Die Reise in die Schweiz war anstrengend und kompliziert. Als erstes musste meine Grossmutter ihren Strafauszug holen. Leute, die einen Eintrag darin hatten, durften nicht in die Schweiz reisen. Ausserdem mussten die Italienerinnen 18 Jahre alt sein, um als Dienstmädchen in der Schweiz arbeiten zu können. Es war keine Seltenheit, dass Pässe gefälscht wurden, damit jüngere Frauen ausreisen konn­ten. Meine Grossmutter war 19 Jahre alt, als sie sich auf den Weg machte. Mit vielen anderen Italienerinnen fuhr sie mit dem Zug nach Mailand und weiter nach Chiasso an die Grenze. Bevor die jungen Frauen wei­terreisen durften, wurden sie untersucht. Sie wurden in eine grosse Halle gebracht und mussten sich duschen. Nur mit einer Militärdecke bedeckt mussten die Frauen warten, bis sie von einem Arzt untersucht wurden. Es war nur gesunden und arbeitsfähigen Frauen erlaubt, weiter zu reisen. Dieser Untersuch war für meine Grossmutter etwas vom Schlimmsten. "Wir standen in Reihen an und warteten. Wir wussten nicht, was passieren wird. Beim Untersuch mussten wir die Decke ablegen und nackt vor den Ärzten stehen. Das war uns allen sehr peinlich und unangenehm. Eine nach der anderen wurde kontrolliert. Ich hatte Glück und durfte nach dem Untersuch die Reise fortsetzen. Eine Frau vor mir wurde wieder heimgeschickt. Sie weinte und sie tat mir sehr leid. Ich weiss nicht, was mit ihr passiert ist." Noch heute denkt meine Grossmutter oft an diese ihr unbekannte Frau.


Die Reise meiner Grossmutter ging weiter nach Luzern. Am Bahnhof wurde sie von ihrem Gastvater abgeholt. Schnell lebte sich meine Grossmutter in ihrer Gastfamilie ein. Sie half beim Kochen, Waschen und Putzen und schaute zu den Kindern. Dass der Chef meiner Nonna ein wenig italienisch sprach, half ihr sehr. Auch wenn der Alltag streng und die Arbeitstage lang waren, ging es ihr gut. Sie hatte immer etwas zu essen, ein Dach über dem Kopf und eine Arbeit mit einem anständigen Lohn. Sie fühlte sich akzeptiert, auch wenn sie als italienisches Dienstmädchen oft „Tschinggeli“ genannt wurde.

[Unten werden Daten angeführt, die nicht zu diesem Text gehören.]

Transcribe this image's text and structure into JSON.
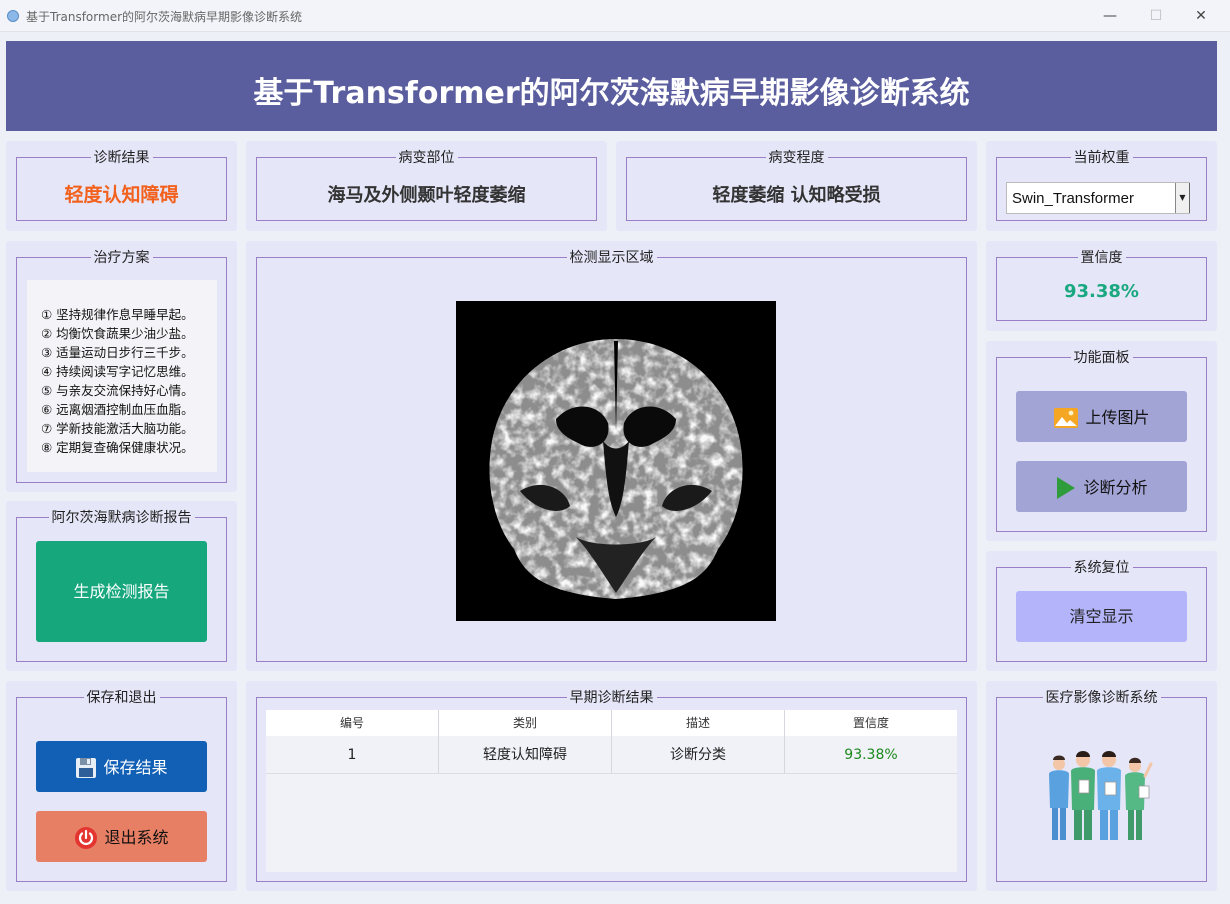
{
  "window": {
    "title": "基于Transformer的阿尔茨海默病早期影像诊断系统",
    "min": "—",
    "max": "☐",
    "close": "✕"
  },
  "header": {
    "title": "基于Transformer的阿尔茨海默病早期影像诊断系统"
  },
  "result": {
    "label": "诊断结果",
    "value": "轻度认知障碍",
    "color": "#f2611d"
  },
  "lesion_site": {
    "label": "病变部位",
    "value": "海马及外侧颞叶轻度萎缩"
  },
  "lesion_degree": {
    "label": "病变程度",
    "value": "轻度萎缩 认知略受损"
  },
  "weights": {
    "label": "当前权重",
    "selected": "Swin_Transformer"
  },
  "treatment": {
    "label": "治疗方案",
    "items": [
      "① 坚持规律作息早睡早起。",
      "② 均衡饮食蔬果少油少盐。",
      "③ 适量运动日步行三千步。",
      "④ 持续阅读写字记忆思维。",
      "⑤ 与亲友交流保持好心情。",
      "⑥ 远离烟酒控制血压血脂。",
      "⑦ 学新技能激活大脑功能。",
      "⑧ 定期复查确保健康状况。"
    ]
  },
  "display": {
    "label": "检测显示区域"
  },
  "confidence": {
    "label": "置信度",
    "value": "93.38%",
    "color": "#1aa880"
  },
  "functions": {
    "label": "功能面板",
    "upload": "上传图片",
    "analyze": "诊断分析"
  },
  "reset": {
    "label": "系统复位",
    "clear": "清空显示"
  },
  "report": {
    "label": "阿尔茨海默病诊断报告",
    "button": "生成检测报告"
  },
  "save_exit": {
    "label": "保存和退出",
    "save": "保存结果",
    "exit": "退出系统"
  },
  "early": {
    "label": "早期诊断结果",
    "columns": [
      "编号",
      "类别",
      "描述",
      "置信度"
    ],
    "rows": [
      [
        "1",
        "轻度认知障碍",
        "诊断分类",
        "93.38%"
      ]
    ],
    "confidence_color": "#1a8a1a"
  },
  "medical": {
    "label": "医疗影像诊断系统"
  },
  "colors": {
    "banner": "#5b5e9e",
    "card": "#e5e6f8",
    "group_border": "#9a7fc6",
    "report_button": "#16a77c",
    "save_button": "#1160b5",
    "exit_button": "#e77f65",
    "function_button": "#a3a4d6",
    "clear_button": "#b4b4fa"
  }
}
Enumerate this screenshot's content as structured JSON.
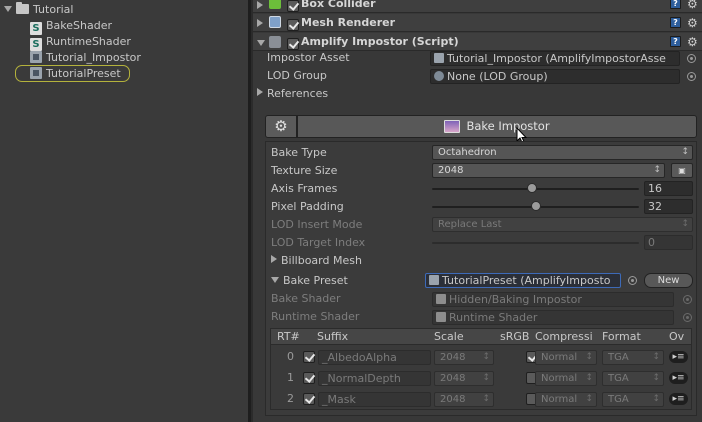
{
  "project": {
    "folder": "Tutorial",
    "items": [
      {
        "label": "BakeShader",
        "icon": "shader-icon"
      },
      {
        "label": "RuntimeShader",
        "icon": "shader-icon"
      },
      {
        "label": "Tutorial_Impostor",
        "icon": "asset-icon"
      },
      {
        "label": "TutorialPreset",
        "icon": "asset-icon",
        "selected": true
      }
    ]
  },
  "components": {
    "box_collider": "Box Collider",
    "mesh_renderer": "Mesh Renderer",
    "amplify": "Amplify Impostor (Script)"
  },
  "impostor": {
    "asset_label": "Impostor Asset",
    "asset_value": "Tutorial_Impostor (AmplifyImpostorAsse",
    "lod_group_label": "LOD Group",
    "lod_group_value": "None (LOD Group)",
    "references_label": "References",
    "bake_button": "Bake Impostor"
  },
  "settings": {
    "bake_type_label": "Bake Type",
    "bake_type_value": "Octahedron",
    "texture_size_label": "Texture Size",
    "texture_size_value": "2048",
    "axis_frames_label": "Axis Frames",
    "axis_frames_value": "16",
    "axis_frames_fraction": 0.48,
    "pixel_padding_label": "Pixel Padding",
    "pixel_padding_value": "32",
    "pixel_padding_fraction": 0.5,
    "lod_insert_label": "LOD Insert Mode",
    "lod_insert_value": "Replace Last",
    "lod_target_label": "LOD Target Index",
    "lod_target_value": "0",
    "billboard_label": "Billboard Mesh",
    "bake_preset_label": "Bake Preset",
    "bake_preset_value": "TutorialPreset (AmplifyImposto",
    "new_button": "New",
    "bake_shader_label": "Bake Shader",
    "bake_shader_value": "Hidden/Baking Impostor",
    "runtime_shader_label": "Runtime Shader",
    "runtime_shader_value": "Runtime Shader"
  },
  "table": {
    "headers": {
      "rt": "RT#",
      "suffix": "Suffix",
      "scale": "Scale",
      "srgb": "sRGB",
      "compression": "Compressi",
      "format": "Format",
      "ov": "Ov"
    },
    "rows": [
      {
        "rt": "0",
        "suffix": "_AlbedoAlpha",
        "scale": "2048",
        "srgb": true,
        "compression": "Normal",
        "format": "TGA"
      },
      {
        "rt": "1",
        "suffix": "_NormalDepth",
        "scale": "2048",
        "srgb": false,
        "compression": "Normal",
        "format": "TGA"
      },
      {
        "rt": "2",
        "suffix": "_Mask",
        "scale": "2048",
        "srgb": false,
        "compression": "Normal",
        "format": "TGA"
      }
    ]
  },
  "icons": {
    "help": "?",
    "gear": "⚙",
    "lock": "▣",
    "overflow": "▸≡"
  },
  "colors": {
    "selection_outline": "#b4b23c",
    "preset_highlight": "#3d6ab8"
  }
}
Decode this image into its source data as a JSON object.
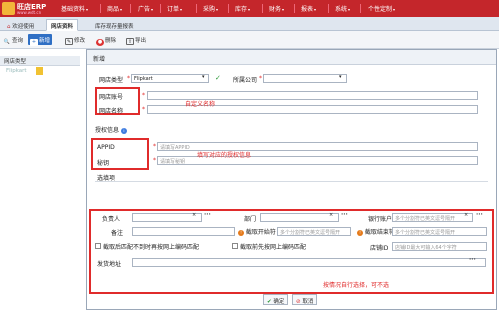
{
  "app": {
    "logo_text": "旺店ERP",
    "logo_sub": "www.wdt.cn"
  },
  "menu": [
    {
      "label": "基础资料",
      "caret": "▾"
    },
    {
      "label": "商品",
      "caret": "▾"
    },
    {
      "label": "广告",
      "caret": "▾"
    },
    {
      "label": "订单",
      "caret": "▾"
    },
    {
      "label": "采购",
      "caret": "▾"
    },
    {
      "label": "库存",
      "caret": "▾"
    },
    {
      "label": "财务",
      "caret": "▾"
    },
    {
      "label": "报表",
      "caret": "▾"
    },
    {
      "label": "系统",
      "caret": "▾"
    },
    {
      "label": "个性定制",
      "caret": "▾"
    }
  ],
  "tabs": [
    {
      "label": "欢迎使用"
    },
    {
      "label": "网店资料"
    },
    {
      "label": "库存现存量报表"
    }
  ],
  "toolbar": {
    "query": "查询",
    "add": "新增",
    "edit": "修改",
    "delete": "删除",
    "export": "导出"
  },
  "leftpanel": {
    "header": "网店类型",
    "row": "Flipkart"
  },
  "dialog": {
    "title": "新增",
    "shop_type_label": "网店类型",
    "shop_type_value": "Flipkart",
    "company_label": "所属公司",
    "shop_account_label": "网店账号",
    "shop_name_label": "网店名称",
    "custom_name_anno": "自定义名称",
    "auth_label": "授权信息",
    "appid_label": "APPID",
    "appid_placeholder": "请填写APPID",
    "secret_label": "秘钥",
    "secret_placeholder": "请填写秘钥",
    "auth_anno": "填写对应的授权信息",
    "options_label": "选填项",
    "person_label": "负责人",
    "dept_label": "部门",
    "bank_label": "银行账户",
    "bank_placeholder": "多个分割符已英文逗号隔开",
    "remark_label": "备注",
    "stop_start_label": "截取开始符",
    "stop_start_placeholder": "多个分割符已英文逗号隔开",
    "stop_end_label": "截取结束符",
    "stop_end_placeholder": "多个分割符已英文逗号隔开",
    "chk1_label": "截取后匹配不到时再按网上编码匹配",
    "chk2_label": "截取前先按网上编码匹配",
    "store_id_label": "店铺ID",
    "store_id_placeholder": "店铺ID最大可输入64个字符",
    "ship_addr_label": "发货地址",
    "options_anno": "按情况自行选择，可不选",
    "ok_label": "确定",
    "cancel_label": "取消"
  },
  "colors": {
    "brand": "#c4262b",
    "annotation": "#e02b2b",
    "ok": "#2e9a3a"
  }
}
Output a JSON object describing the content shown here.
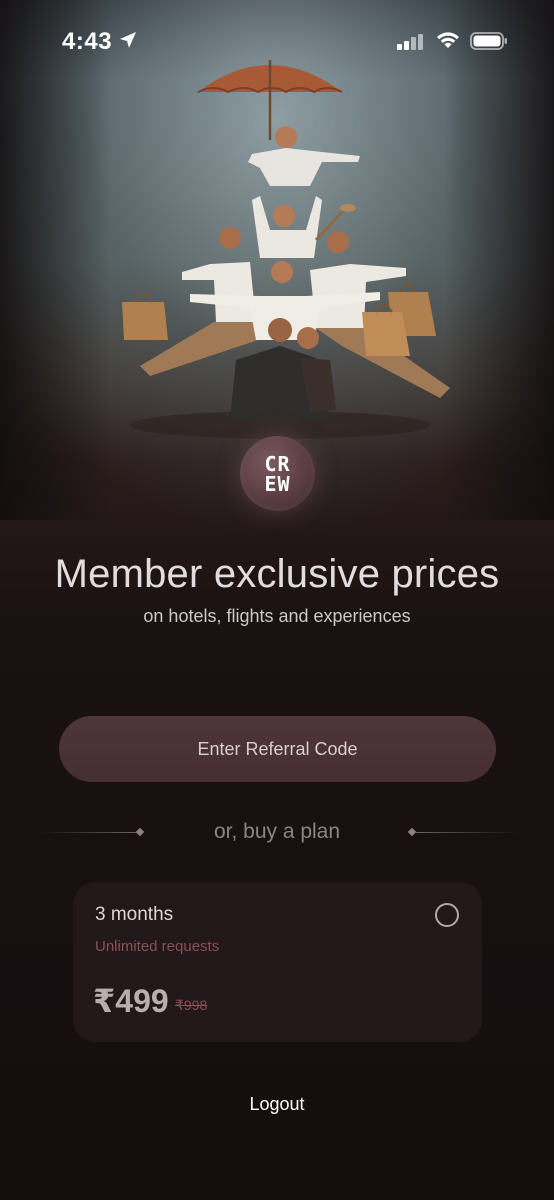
{
  "status_bar": {
    "time": "4:43",
    "icons": [
      "location-arrow-icon",
      "signal-icon",
      "wifi-icon",
      "battery-icon"
    ]
  },
  "hero": {
    "icon": "crew-travellers-illustration"
  },
  "logo": {
    "text_line1": "CR",
    "text_line2": "EW"
  },
  "headline": "Member exclusive prices",
  "subheadline": "on hotels, flights and experiences",
  "referral_button": {
    "label": "Enter Referral Code"
  },
  "divider": {
    "label": "or, buy a plan"
  },
  "plan": {
    "name": "3 months",
    "description": "Unlimited requests",
    "price": "₹499",
    "original_price": "₹998",
    "selected": false
  },
  "logout": {
    "label": "Logout"
  },
  "colors": {
    "background": "#140d0e",
    "button": "#4a3236",
    "card": "#221719",
    "accent_muted": "#8a5058"
  }
}
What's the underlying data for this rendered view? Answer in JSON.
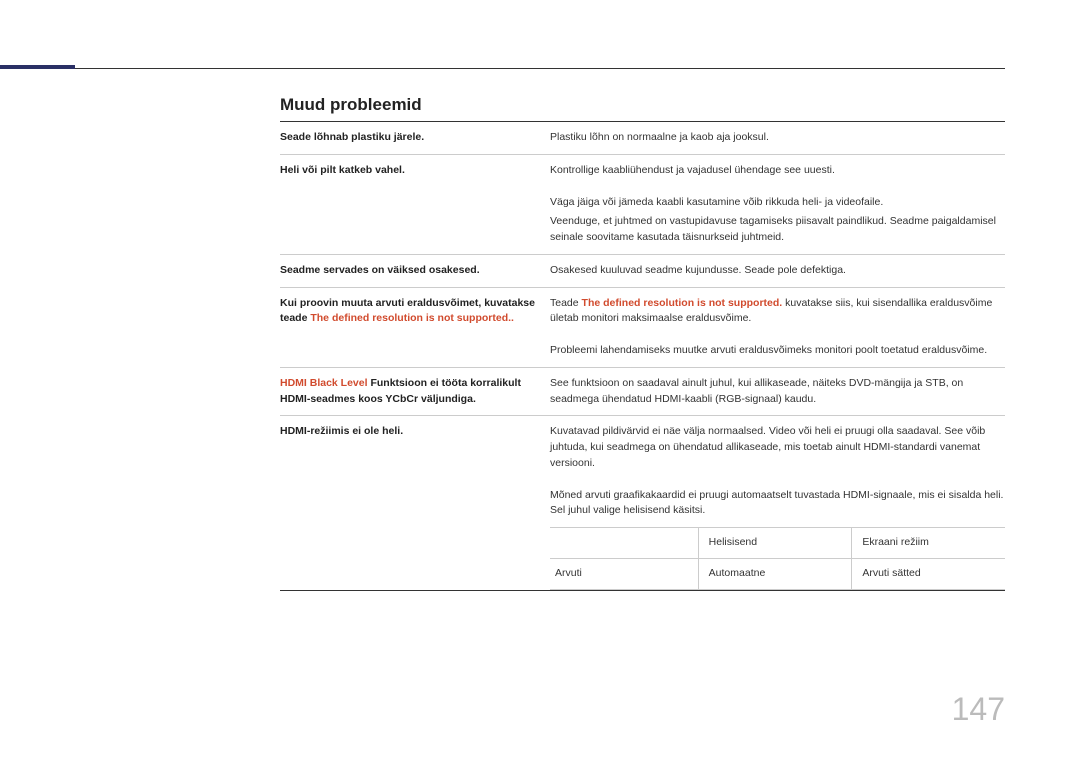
{
  "section_title": "Muud probleemid",
  "rows": {
    "r1": {
      "left": "Seade lõhnab plastiku järele.",
      "right": "Plastiku lõhn on normaalne ja kaob aja jooksul."
    },
    "r2": {
      "left": "Heli või pilt katkeb vahel.",
      "right1": "Kontrollige kaabliühendust ja vajadusel ühendage see uuesti.",
      "right2": "Väga jäiga või jämeda kaabli kasutamine võib rikkuda heli- ja videofaile.",
      "right3": "Veenduge, et juhtmed on vastupidavuse tagamiseks piisavalt paindlikud. Seadme paigaldamisel seinale soovitame kasutada täisnurkseid juhtmeid."
    },
    "r3": {
      "left": "Seadme servades on väiksed osakesed.",
      "right": "Osakesed kuuluvad seadme kujundusse. Seade pole defektiga."
    },
    "r4": {
      "left1": "Kui proovin muuta arvuti eraldusvõimet, kuvatakse teade ",
      "left_red": "The defined resolution is not supported..",
      "right1a": "Teade ",
      "right1_red": "The defined resolution is not supported.",
      "right1b": " kuvatakse siis, kui sisendallika eraldusvõime ületab monitori maksimaalse eraldusvõime.",
      "right2": "Probleemi lahendamiseks muutke arvuti eraldusvõimeks monitori poolt toetatud eraldusvõime."
    },
    "r5": {
      "left_red": "HDMI Black Level",
      "left_rest": " Funktsioon ei tööta korralikult HDMI-seadmes koos YCbCr väljundiga.",
      "right": "See funktsioon on saadaval ainult juhul, kui allikaseade, näiteks DVD-mängija ja STB, on seadmega ühendatud HDMI-kaabli (RGB-signaal) kaudu."
    },
    "r6": {
      "left": "HDMI-režiimis ei ole heli.",
      "right1": "Kuvatavad pildivärvid ei näe välja normaalsed. Video või heli ei pruugi olla saadaval. See võib juhtuda, kui seadmega on ühendatud allikaseade, mis toetab ainult HDMI-standardi vanemat versiooni.",
      "right2": "Mõned arvuti graafikakaardid ei pruugi automaatselt tuvastada HDMI-signaale, mis ei sisalda heli. Sel juhul valige helisisend käsitsi."
    }
  },
  "sub_table": {
    "header": {
      "c1": "",
      "c2": "Helisisend",
      "c3": "Ekraani režiim"
    },
    "row1": {
      "c1": "Arvuti",
      "c2": "Automaatne",
      "c3": "Arvuti sätted"
    }
  },
  "page_number": "147"
}
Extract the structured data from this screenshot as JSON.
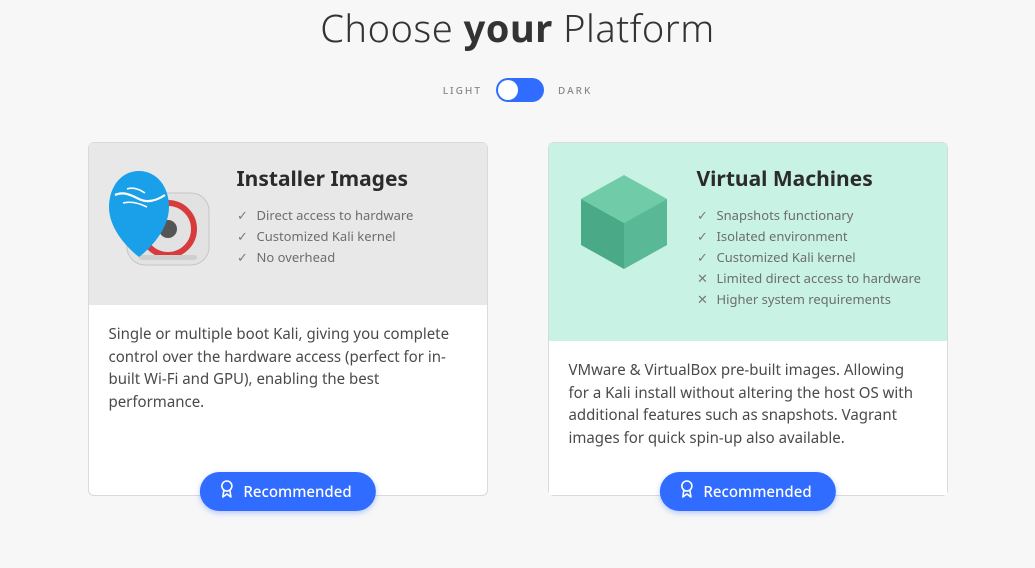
{
  "heading": {
    "pre": "Choose ",
    "bold": "your",
    "post": " Platform"
  },
  "theme": {
    "light": "LIGHT",
    "dark": "DARK"
  },
  "cards": [
    {
      "title": "Installer Images",
      "features": [
        {
          "mark": "check",
          "text": "Direct access to hardware"
        },
        {
          "mark": "check",
          "text": "Customized Kali kernel"
        },
        {
          "mark": "check",
          "text": "No overhead"
        }
      ],
      "description": "Single or multiple boot Kali, giving you complete control over the hardware access (perfect for in-built Wi-Fi and GPU), enabling the best performance.",
      "badge": "Recommended"
    },
    {
      "title": "Virtual Machines",
      "features": [
        {
          "mark": "check",
          "text": "Snapshots functionary"
        },
        {
          "mark": "check",
          "text": "Isolated environment"
        },
        {
          "mark": "check",
          "text": "Customized Kali kernel"
        },
        {
          "mark": "cross",
          "text": "Limited direct access to hardware"
        },
        {
          "mark": "cross",
          "text": "Higher system requirements"
        }
      ],
      "description": "VMware & VirtualBox pre-built images. Allowing for a Kali install without altering the host OS with additional features such as snapshots. Vagrant images for quick spin-up also available.",
      "badge": "Recommended"
    }
  ]
}
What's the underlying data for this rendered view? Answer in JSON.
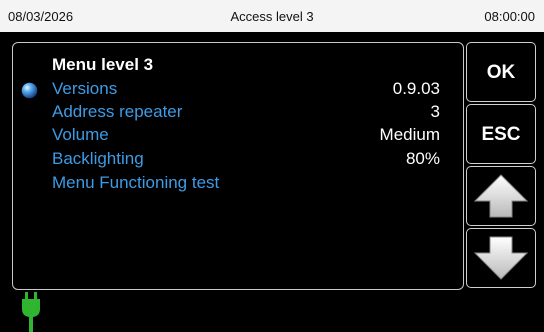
{
  "header": {
    "date": "08/03/2026",
    "access_level": "Access level 3",
    "time": "08:00:00"
  },
  "menu": {
    "title": "Menu level 3",
    "selected_index": 0,
    "items": [
      {
        "label": "Versions",
        "value": "0.9.03"
      },
      {
        "label": "Address repeater",
        "value": "3"
      },
      {
        "label": "Volume",
        "value": "Medium"
      },
      {
        "label": "Backlighting",
        "value": "80%"
      },
      {
        "label": "Menu Functioning test",
        "value": ""
      }
    ]
  },
  "buttons": {
    "ok": "OK",
    "esc": "ESC",
    "up_icon": "arrow-up-icon",
    "down_icon": "arrow-down-icon"
  },
  "status": {
    "power_icon": "power-plug-icon"
  },
  "colors": {
    "menu_item_text": "#3e9be6",
    "header_background": "#f4f4f4",
    "power_indicator": "#2fb52f",
    "background": "#000000"
  }
}
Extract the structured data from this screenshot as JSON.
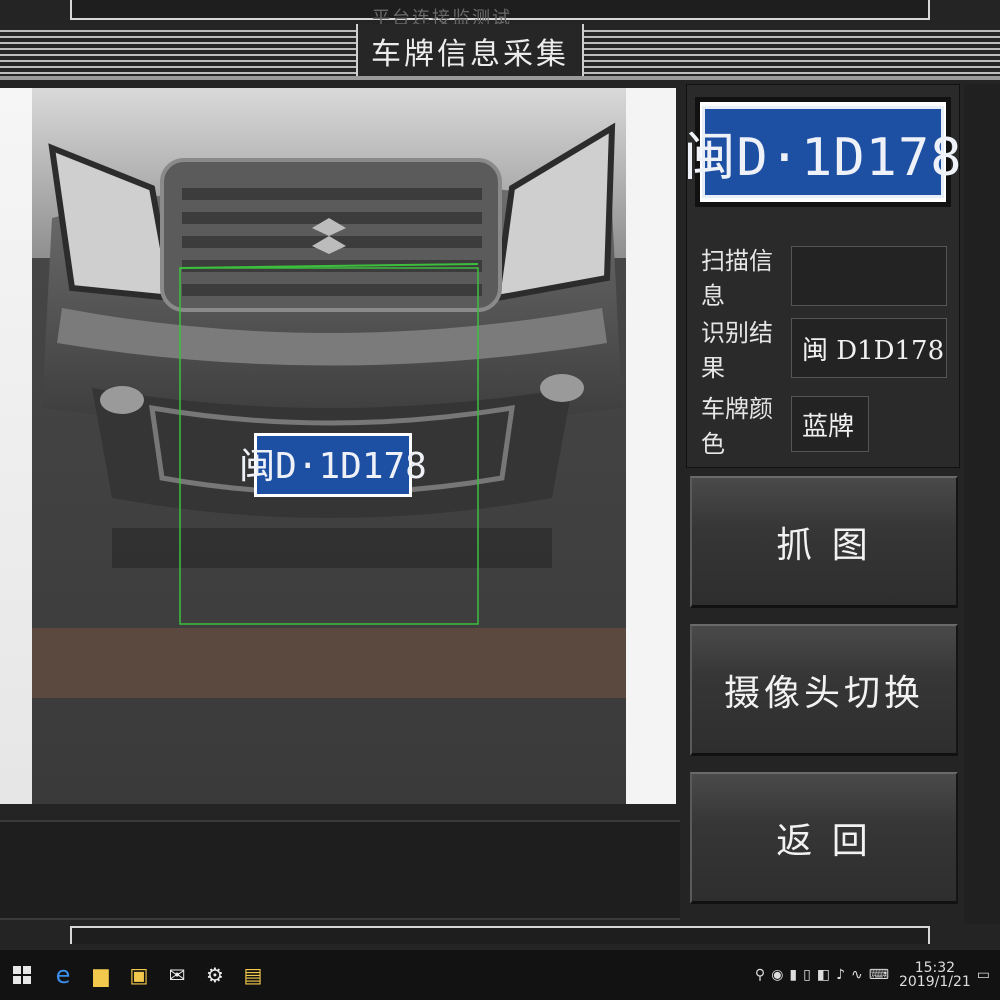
{
  "window": {
    "title": "车牌信息采集",
    "top_ghost_title": "平台连接监测试"
  },
  "camera": {
    "plate_text": "闽D·1D178"
  },
  "result_panel": {
    "plate_image_text": "闽D·1D178",
    "scan_info": {
      "label": "扫描信息",
      "value": ""
    },
    "recognition": {
      "label": "识别结果",
      "value": "闽 D1D178"
    },
    "plate_color": {
      "label": "车牌颜色",
      "value": "蓝牌"
    }
  },
  "buttons": {
    "capture": "抓 图",
    "switch_camera": "摄像头切换",
    "back": "返 回"
  },
  "log": {
    "lines": [
      "",
      ""
    ]
  },
  "taskbar": {
    "clock_time": "15:32",
    "clock_date": "2019/1/21"
  },
  "colors": {
    "plate_blue": "#1d4fa3",
    "log_text": "#2c57b8",
    "detection_line": "#3cbf3c"
  }
}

Einige Jahre später kam in der Schweiz die Fabrikarbeit auf. Die Fabrikarbeit wurde besser bezahlt als die Arbeit in den Haushalten. So entschied sich meine Grossmutter, in einer Spinnerei zu arbeiten. Die Arbeit in der Fabrik war sehr hart und die Tage waren lang. Doch die Fabrikarbeit hatte auch etwas Gutes. Meine Gross­mutter lernte viele Leute kennen. So be­gegnete sie bei der Arbeit auch meinem Grossvater. Sie verliebte sich in ihn und entschied sich, bei ihm in der Schweiz zu bleiben. 70 Jahre lebt meine Nonna nun in der Schweiz. Sie fühlt sich hier wohl und daheim. Doch ihre Heimat Italien behält sie immer in ihrem Herzen.


Das war sie also, die Geschichte einer Italienerin, die nach dem Krieg in die Schweiz reiste. Meine Grossmutter hat mir viele Ereignisse bis ins Detail genauestens erzählt. Die Erinnerungen an ihre Kind­heit und Jugend, die Reise in die Schweiz und die ersten Jahre als „Tschinggeli“ in ihrer neuen Heimat sind lebendig wie eh und je.


Seit bald zwei Stunden sitze ich bei meiner Grossmutter auf dem Sofa. Jetzt ist es gerade gemütlich geworden, doch ich muss mich schon wieder auf den Heimweg machen. Der Regen hat in der Zwischenzeit nachgelassen. Der Wind hat sich gelegt und hinter den Wolken sind ein paar Sonnen­strahlen zu erkennen. Die Redensart „Nach em Rägä schiint d’Sunne …“ bestätigt sich beim Wetter, wie auch in der Lebensgeschichte meiner Grossmutter.